— Тогда, кто такие те, кого считают выдумкой? — Я задаю вопрос всем, хотя, не отрываясь, смотрю на Мелани.
— Древние?
— Бред! — Фыркает Клаусснер. — Они еще тогда не были зомби.
— Ну, может, не были, а планы у Моргана на них имелись. Ведь для чего-то он их поднял из могил?

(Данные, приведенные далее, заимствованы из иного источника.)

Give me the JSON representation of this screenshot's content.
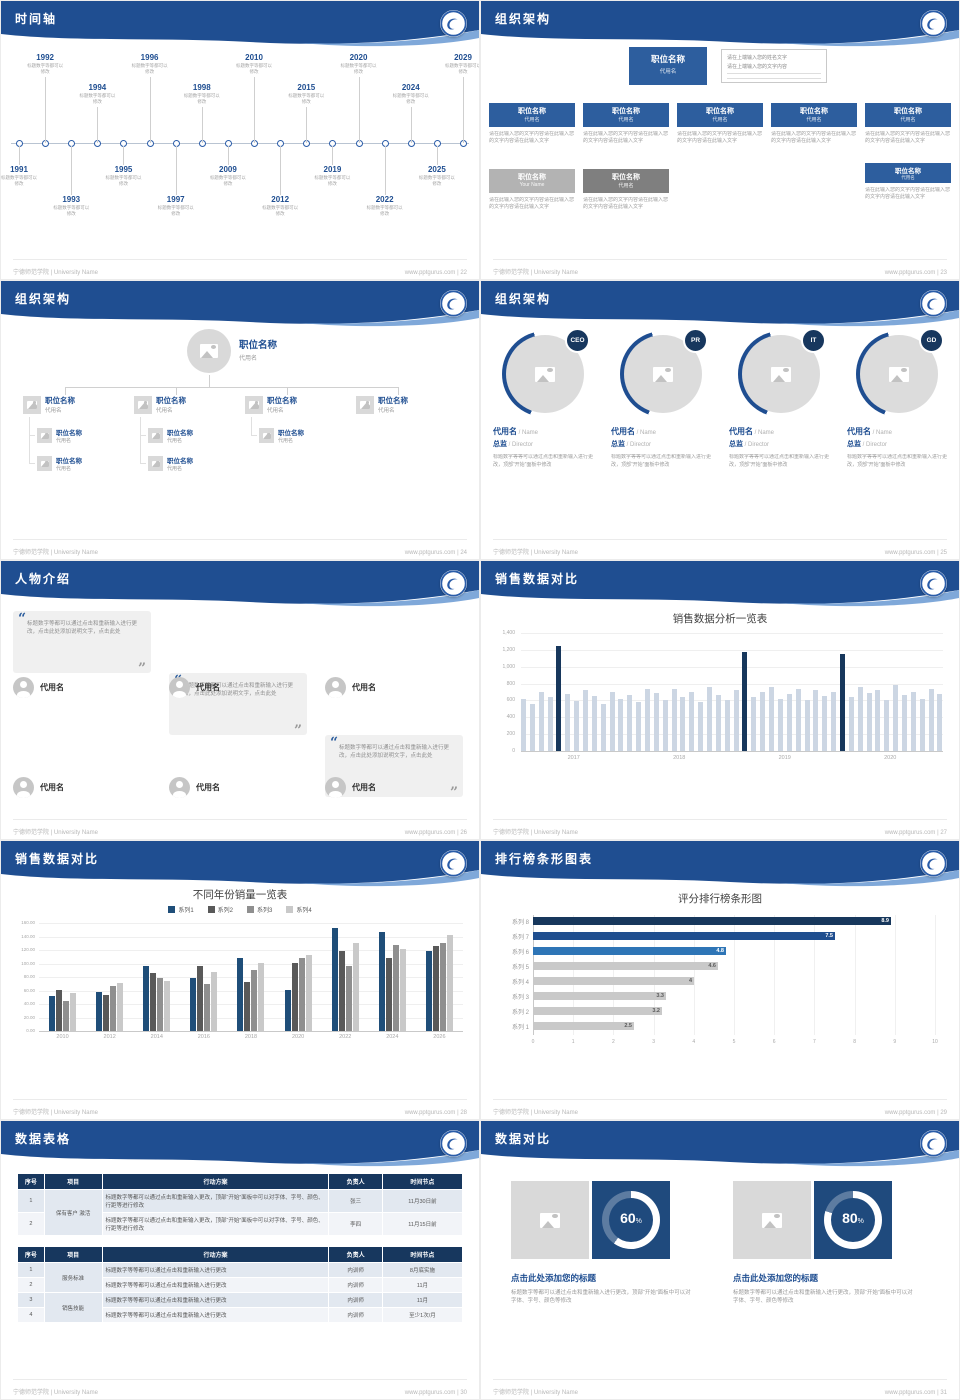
{
  "meta": {
    "site": "www.pptgurus.com",
    "org": "宁德师范学院 | University Name",
    "brand_navy": "#17375e",
    "brand_blue": "#1f4e91",
    "accent_light": "#7fa8d9"
  },
  "slides": [
    {
      "type": "timeline",
      "title": "时间轴",
      "page": "22"
    },
    {
      "type": "org-boxes",
      "title": "组织架构",
      "page": "23"
    },
    {
      "type": "org-tree",
      "title": "组织架构",
      "page": "24"
    },
    {
      "type": "org-circles",
      "title": "组织架构",
      "page": "25"
    },
    {
      "type": "people",
      "title": "人物介绍",
      "page": "26"
    },
    {
      "type": "chart-dense",
      "title": "销售数据对比",
      "page": "27"
    },
    {
      "type": "chart-group",
      "title": "销售数据对比",
      "page": "28"
    },
    {
      "type": "chart-rank",
      "title": "排行榜条形图表",
      "page": "29"
    },
    {
      "type": "tables",
      "title": "数据表格",
      "page": "30"
    },
    {
      "type": "compare",
      "title": "数据对比",
      "page": "31"
    }
  ],
  "timeline": {
    "caption": "标题数字等都可以修改",
    "top_years": [
      "1992",
      "1994",
      "1996",
      "1998",
      "2010",
      "2015",
      "2020",
      "2024",
      "2029"
    ],
    "bottom_years": [
      "1991",
      "1993",
      "1995",
      "1997",
      "2009",
      "2012",
      "2019",
      "2022",
      "2025"
    ]
  },
  "org_boxes": {
    "root_title": "职位名称",
    "root_sub": "代用名",
    "note_lines": [
      "请在上端输入您的姓名文字",
      "请在上端输入您的文字内容"
    ],
    "desc": "请在此输入您的文字内容请在此输入您的文字内容请在此输入文字",
    "level2": [
      {
        "title": "职位名称",
        "sub": "代用名"
      },
      {
        "title": "职位名称",
        "sub": "代用名"
      },
      {
        "title": "职位名称",
        "sub": "代用名"
      },
      {
        "title": "职位名称",
        "sub": "代用名"
      },
      {
        "title": "职位名称",
        "sub": "代用名"
      }
    ],
    "extra": {
      "title": "职位名称",
      "sub": "代用名"
    },
    "level3": [
      {
        "title": "职位名称",
        "sub": "Your Name",
        "tone": "light"
      },
      {
        "title": "职位名称",
        "sub": "代用名",
        "tone": "dark"
      }
    ]
  },
  "org_tree": {
    "root_title": "职位名称",
    "root_sub": "代用名",
    "branches": [
      {
        "title": "职位名称",
        "sub": "代用名",
        "children": [
          {
            "title": "职位名称",
            "sub": "代用名"
          },
          {
            "title": "职位名称",
            "sub": "代用名"
          }
        ]
      },
      {
        "title": "职位名称",
        "sub": "代用名",
        "children": [
          {
            "title": "职位名称",
            "sub": "代用名"
          },
          {
            "title": "职位名称",
            "sub": "代用名"
          }
        ]
      },
      {
        "title": "职位名称",
        "sub": "代用名",
        "children": [
          {
            "title": "职位名称",
            "sub": "代用名"
          }
        ]
      },
      {
        "title": "职位名称",
        "sub": "代用名",
        "children": []
      }
    ]
  },
  "org_circles": {
    "badges": [
      "CEO",
      "PR",
      "IT",
      "GD"
    ],
    "name": "代用名",
    "name_en": "/ Name",
    "role": "总监",
    "role_en": "/ Director",
    "desc": "标题数字等等可以通过点击和重新输入进行更改，顶部“开始”面板中修改"
  },
  "people": {
    "name": "代用名",
    "quote": "标题数字等都可以通过点击和重新输入进行更改，点击此处添加说明文字，点击此处"
  },
  "tables": {
    "headers": [
      "序号",
      "项目",
      "行动方案",
      "负责人",
      "时间节点"
    ],
    "table1": {
      "project": "保有客户 激活",
      "rows": [
        {
          "no": "1",
          "plan": "标题数字等都可以通过点击和重新输入更改，顶部“开始”面板中可以对字体、字号、颜色、行距等进行修改",
          "owner": "张三",
          "time": "11月30日前"
        },
        {
          "no": "2",
          "plan": "标题数字等都可以通过点击和重新输入更改，顶部“开始”面板中可以对字体、字号、颜色、行距等进行修改",
          "owner": "李四",
          "time": "11月15日前"
        }
      ]
    },
    "table2": {
      "projects": [
        "服务标准",
        "销售技能"
      ],
      "rows": [
        {
          "no": "1",
          "plan": "标题数字等等都可以通过点击和重新输入进行更改",
          "owner": "内训师",
          "time": "8月底实施"
        },
        {
          "no": "2",
          "plan": "标题数字等等都可以通过点击和重新输入进行更改",
          "owner": "内训师",
          "time": "11月"
        },
        {
          "no": "3",
          "plan": "标题数字等等都可以通过点击和重新输入进行更改",
          "owner": "内训师",
          "time": "11月"
        },
        {
          "no": "4",
          "plan": "标题数字等等都可以通过点击和重新输入进行更改",
          "owner": "内训师",
          "time": "至少1次/月"
        }
      ]
    }
  },
  "compare": {
    "panels": [
      {
        "percent": 60,
        "value": "60",
        "unit": "%",
        "title": "点击此处添加您的标题",
        "desc": "标题数字等都可以通过点击和重新输入进行更改，顶部“开始”面板中可以对字体、字号、颜色等修改"
      },
      {
        "percent": 80,
        "value": "80",
        "unit": "%",
        "title": "点击此处添加您的标题",
        "desc": "标题数字等都可以通过点击和重新输入进行更改，顶部“开始”面板中可以对字体、字号、颜色等修改"
      }
    ]
  },
  "chart_data": [
    {
      "type": "bar",
      "slide_page": "27",
      "title": "销售数据分析一览表",
      "x_group_labels": [
        "2017",
        "2018",
        "2019",
        "2020"
      ],
      "values": [
        620,
        560,
        700,
        640,
        1240,
        680,
        590,
        720,
        650,
        560,
        700,
        620,
        660,
        580,
        740,
        690,
        610,
        730,
        640,
        700,
        580,
        760,
        660,
        600,
        720,
        1180,
        640,
        700,
        760,
        620,
        680,
        740,
        600,
        720,
        650,
        700,
        1150,
        640,
        760,
        690,
        720,
        600,
        780,
        660,
        700,
        620,
        740,
        680
      ],
      "highlight_indexes": [
        4,
        25,
        36
      ],
      "bar_color": "#ccd6e3",
      "highlight_color": "#17375c",
      "ylim": [
        0,
        1400
      ],
      "yticks": [
        "0",
        "200",
        "400",
        "600",
        "800",
        "1,000",
        "1,200",
        "1,400"
      ],
      "grid": true,
      "legend_position": "none"
    },
    {
      "type": "bar",
      "slide_page": "28",
      "title": "不同年份销量一览表",
      "categories": [
        "2010",
        "2012",
        "2014",
        "2016",
        "2018",
        "2020",
        "2022",
        "2024",
        "2026"
      ],
      "series": [
        {
          "name": "系列1",
          "color": "#1f4e79",
          "values": [
            52,
            58,
            97,
            78,
            108,
            60,
            152,
            146,
            118
          ]
        },
        {
          "name": "系列2",
          "color": "#595959",
          "values": [
            60,
            54,
            86,
            96,
            72,
            101,
            118,
            108,
            126
          ]
        },
        {
          "name": "系列3",
          "color": "#8f8f8f",
          "values": [
            45,
            66,
            78,
            70,
            91,
            108,
            96,
            127,
            130
          ]
        },
        {
          "name": "系列4",
          "color": "#c9c9c9",
          "values": [
            57,
            71,
            74,
            87,
            100,
            112,
            131,
            121,
            142
          ]
        }
      ],
      "ylim": [
        0,
        160
      ],
      "yticks": [
        "0.00",
        "20.00",
        "40.00",
        "60.00",
        "80.00",
        "100.00",
        "120.00",
        "140.00",
        "160.00"
      ],
      "grid": true,
      "legend_position": "top"
    },
    {
      "type": "bar-horizontal",
      "slide_page": "29",
      "title": "评分排行榜条形图",
      "categories": [
        "系列 8",
        "系列 7",
        "系列 6",
        "系列 5",
        "系列 4",
        "系列 3",
        "系列 2",
        "系列 1"
      ],
      "values": [
        8.9,
        7.5,
        4.8,
        4.6,
        4,
        3.3,
        3.2,
        2.5
      ],
      "value_labels": [
        "8.9",
        "7.5",
        "4.8",
        "4.6",
        "4",
        "3.3",
        "3.2",
        "2.5"
      ],
      "bar_colors": [
        "#17375c",
        "#1f4e8f",
        "#2e75b6",
        "#c9c9c9",
        "#c9c9c9",
        "#c9c9c9",
        "#c9c9c9",
        "#c9c9c9"
      ],
      "xlim": [
        0,
        10
      ],
      "xticks": [
        "0",
        "1",
        "2",
        "3",
        "4",
        "5",
        "6",
        "7",
        "8",
        "9",
        "10"
      ],
      "grid": true,
      "legend_position": "none"
    }
  ]
}
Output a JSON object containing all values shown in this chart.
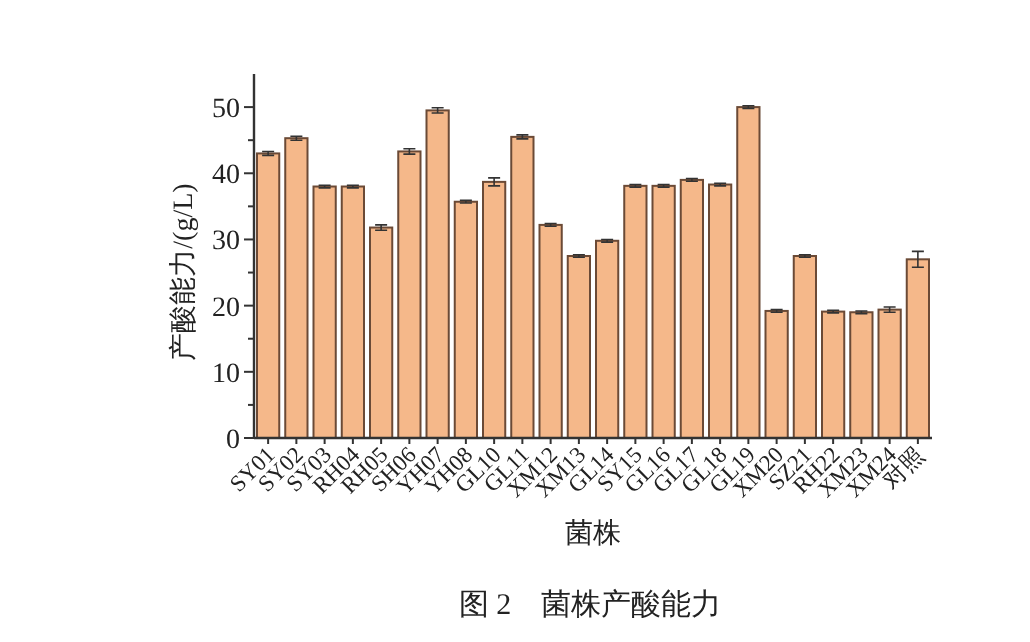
{
  "chart_data": {
    "type": "bar",
    "xlabel": "菌株",
    "ylabel": "产酸能力/(g/L)",
    "annotations": [
      "图 2　菌株产酸能力"
    ],
    "categories": [
      "SY01",
      "SY02",
      "SY03",
      "RH04",
      "RH05",
      "SH06",
      "YH07",
      "YH08",
      "GL10",
      "GL11",
      "XM12",
      "XM13",
      "GL14",
      "SY15",
      "GL16",
      "GL17",
      "GL18",
      "GL19",
      "XM20",
      "SZ21",
      "RH22",
      "XM23",
      "XM24",
      "对照"
    ],
    "values": [
      43,
      45.3,
      38,
      38,
      31.8,
      43.3,
      49.5,
      35.7,
      38.7,
      45.5,
      32.2,
      27.5,
      29.8,
      38.1,
      38.1,
      39,
      38.3,
      50,
      19.2,
      27.5,
      19.1,
      19,
      19.4,
      27
    ],
    "errors": [
      0.3,
      0.3,
      0.2,
      0.2,
      0.4,
      0.4,
      0.4,
      0.2,
      0.6,
      0.3,
      0.2,
      0.2,
      0.2,
      0.2,
      0.2,
      0.2,
      0.2,
      0.2,
      0.2,
      0.2,
      0.2,
      0.2,
      0.4,
      1.2
    ],
    "color": "#f5b88a",
    "ylim": [
      0,
      55
    ],
    "yticks": [
      0,
      10,
      20,
      30,
      40,
      50
    ],
    "grid": false
  }
}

— Дэррил говорит, что Моргану нужна была информация от Древних, как убрать Старейшин, и магии в них нет. Они Смертные.
— Тогда кто?
Все переглядываются и жмут плечами. Через пару минут раздумий и молчания слышится зевок.
— Не знаю, как вы, а я чертовски устала! — Восклицает Варвара, сладко потягиваясь.
— Иди, отдыхай. — Мелани ловко выпархивает из моих объятий, чтобы обнять сестру. Я смотрю на них и вижу единое целое: две девочки, пришедшие вместе в этот мир — одно лицо, разные судьбы и характеры. Они что-то шепчут друг другу на русском, каждая целует в щеку другую, и Варвара уходит.
Может, зря я отказался от затеи выучить русский? Сейчас бы знал, о чем они секретничали и от чего у Мелани так вспыхнули щеки.
— Ладно, пойду с Евой поговорю… — Вздыхает следом Стефан.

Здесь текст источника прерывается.